Mayor of Valenzuela
- In office 1968–1986
- Preceded by: Ignacio Santiago Sr.
- Succeeded by: Wilfredo F. Chongco

Personal details
- Born: Geronimo Solapco Angeles March 6, 1927 Polo, Bulacan, Philippine Islands
- Died: August 17, 2005 (aged 78)
- Parent(s): Eugenio Angeles Eufrocina Solapco
- Alma mater: Ateneo de Manila University Rizal High School
- Occupation: Politician, lawyer

= Geronimo Angeles =

Geronimo "Gerry" Solapco Angeles (March 6, 1927 – August 17, 2005), was a Filipino politician and lawyer who served as the Mayor of Valenzuela from 1968 to 1986. He holds the record as the longest-serving mayor in the history of the municipality, having governed the town for 18 consecutive years. He notably oversaw the historical transition of Valenzuela from being a municipality of the province of Bulacan into a highly urbanized entity within the newly formed Metropolitan Manila Commission.

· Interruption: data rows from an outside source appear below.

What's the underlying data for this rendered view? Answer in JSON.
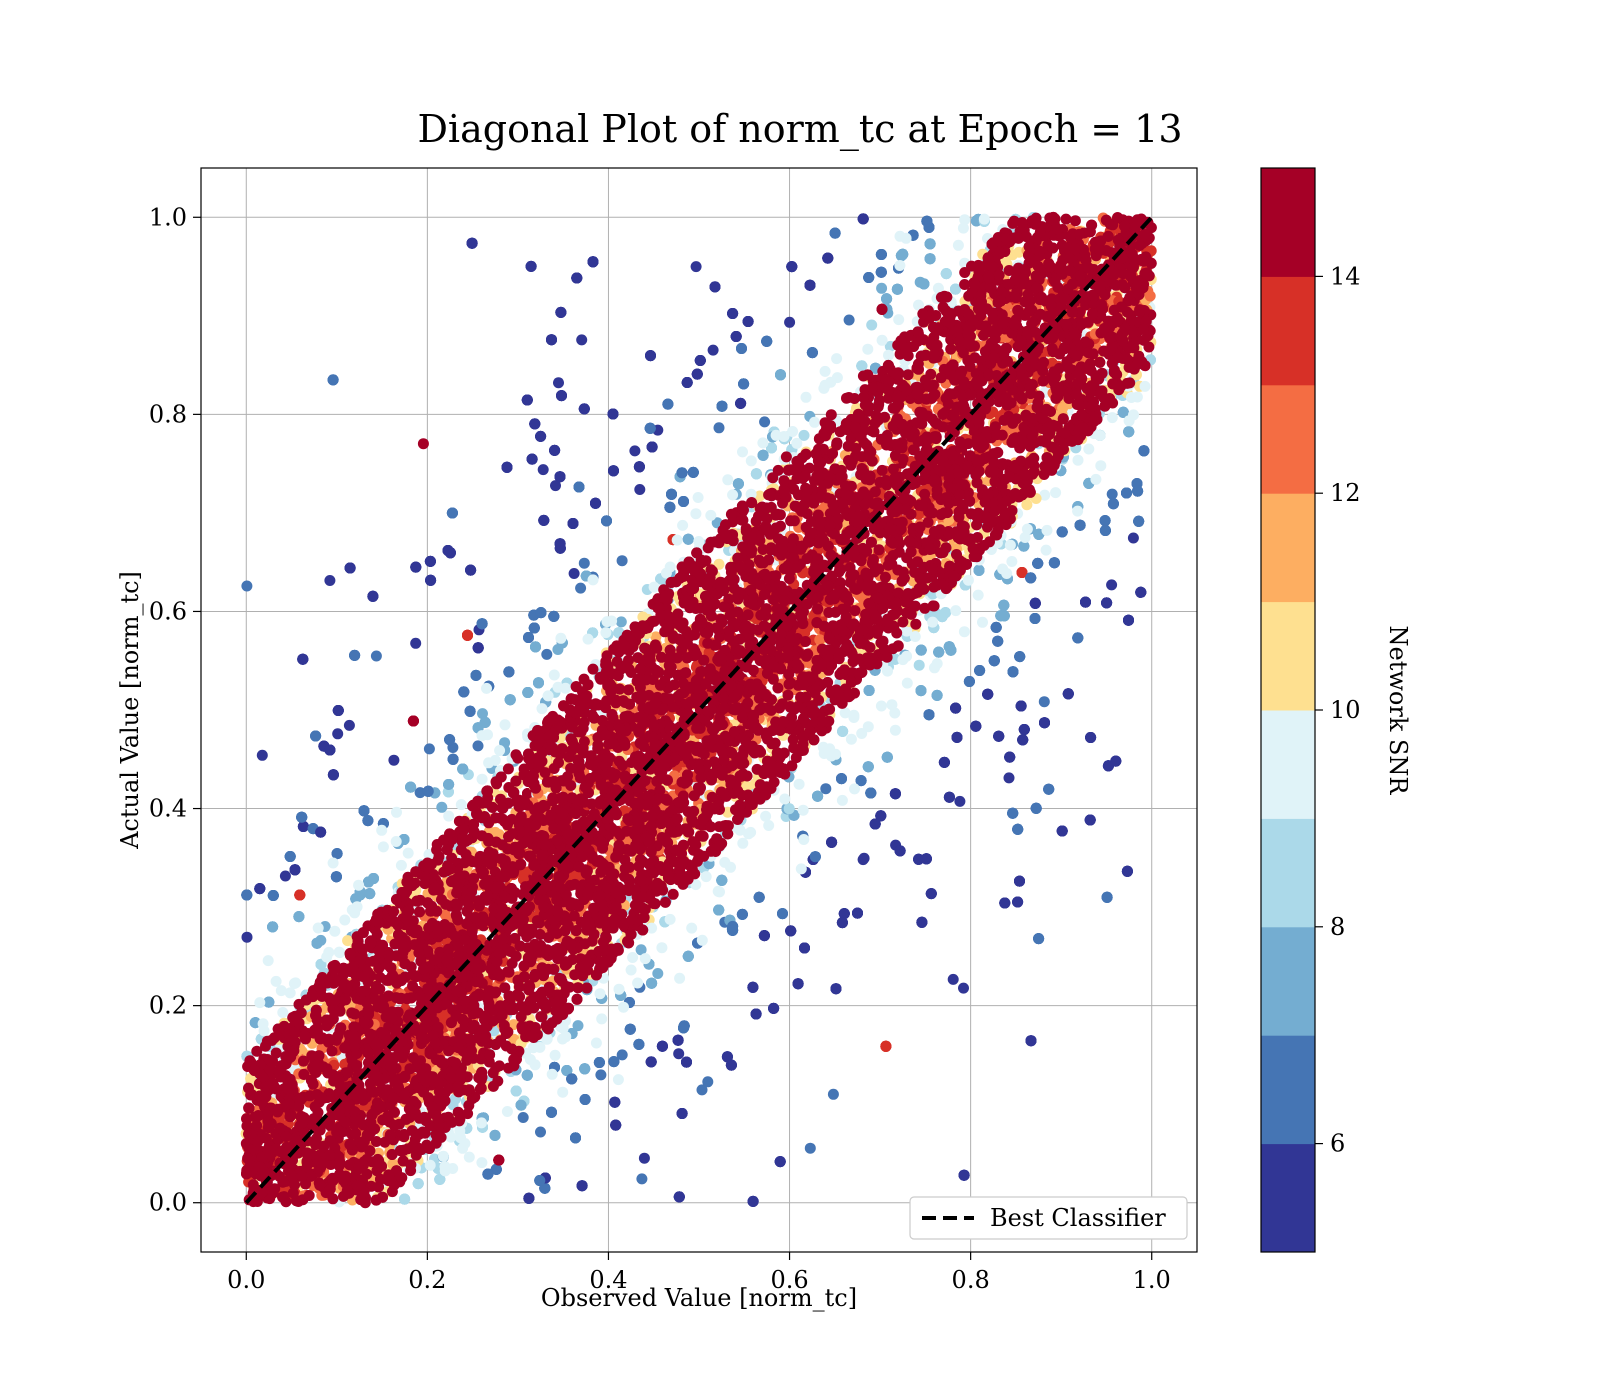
{
  "chart_data": {
    "type": "scatter",
    "title": "Diagonal Plot of norm_tc at Epoch = 13",
    "xlabel": "Observed Value [norm_tc]",
    "ylabel": "Actual Value [norm_tc]",
    "xlim": [
      -0.05,
      1.05
    ],
    "ylim": [
      -0.05,
      1.05
    ],
    "x_ticks": [
      "0.0",
      "0.2",
      "0.4",
      "0.6",
      "0.8",
      "1.0"
    ],
    "y_ticks": [
      "0.0",
      "0.2",
      "0.4",
      "0.6",
      "0.8",
      "1.0"
    ],
    "grid": true,
    "reference_line": {
      "x": [
        0,
        1
      ],
      "y": [
        0,
        1
      ],
      "style": "dashed",
      "color": "#000000"
    },
    "legend": {
      "position": "lower-right",
      "entries": [
        "Best Classifier"
      ]
    },
    "colorbar": {
      "label": "Network SNR",
      "range": [
        5,
        15
      ],
      "ticks": [
        "6",
        "8",
        "10",
        "12",
        "14"
      ],
      "tick_values": [
        6,
        8,
        10,
        12,
        14
      ],
      "colors": [
        "#313695",
        "#4575b4",
        "#74add1",
        "#abd9e9",
        "#e0f3f8",
        "#fee090",
        "#fdae61",
        "#f46d43",
        "#d73027",
        "#a50026"
      ]
    },
    "points_note": "dense scatter: high-SNR points (dark red) hug the diagonal y = x, lower-SNR points (blues) spread across the full square"
  }
}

== Early life and education ==
Angeles was born on March 6, 1927, in Barangay Isla in the town of Polo, Bulacan (the geographical predecessor to modern-day Valenzuela City). He was born to a prominent family; his father, Eugenio Angeles, served as an Associate Justice of the Supreme Court of the Philippines, and his mother was Eufrocina Solapco.

He received his primary education at the Polo Elementary School before attending the Ateneo de Manila University and Rizal High School for his secondary education. Pursuing a career in the legal field, he later studied law at the Manila Law College.

== Political career ==
Angeles entered local politics and was elected as the Mayor of Valenzuela, succeeding Ignacio Santiago Sr. He officially assumed office in 1968.

His extensive tenure encompassed several pivotal eras in modern Philippine history, including the pre-Martial Law era of the Third Philippine Republic and the entirety of President Ferdinand Marcos's military rule. One of the most significant administrative shifts during his leadership occurred in 1975, when Valenzuela was officially excised from the province of Bulacan and integrated into the National Capital Region (NCR) under the jurisdiction of the Metropolitan Manila Commission.

Angeles's administration initiated several major infrastructure projects, including the construction of the old city police headquarters beside the municipal hall in 1982. His continuous 18-year administration came to an abrupt end following the 1986 People Power Revolution. After the ouster of the Marcos administration, incoming President Corazon Aquino established a revolutionary government and replaced incumbent local executives nationwide. Angeles was removed from his post and replaced by Wilfredo F. Chongco, who was appointed as the Officer-in-Charge (OIC) mayor of Valenzuela.

Angeles died on August 17, 2005, at the age of 78.

== Legacy ==
In recognition of his nearly two decades of leadership and his role in modernizing the municipality's infrastructure and administrative capabilities, Angeles was awarded the Gawad Pio Valenzuela Award for Government Service in 1996.

To further commemorate his historical contributions to the city, the local government named the central finance building within the Valenzuela City Hall complex the Bulwagang Geronimo Angeles (Geronimo Angeles Hall). Today, the building houses the city's key planning, engineering, and financial divisions.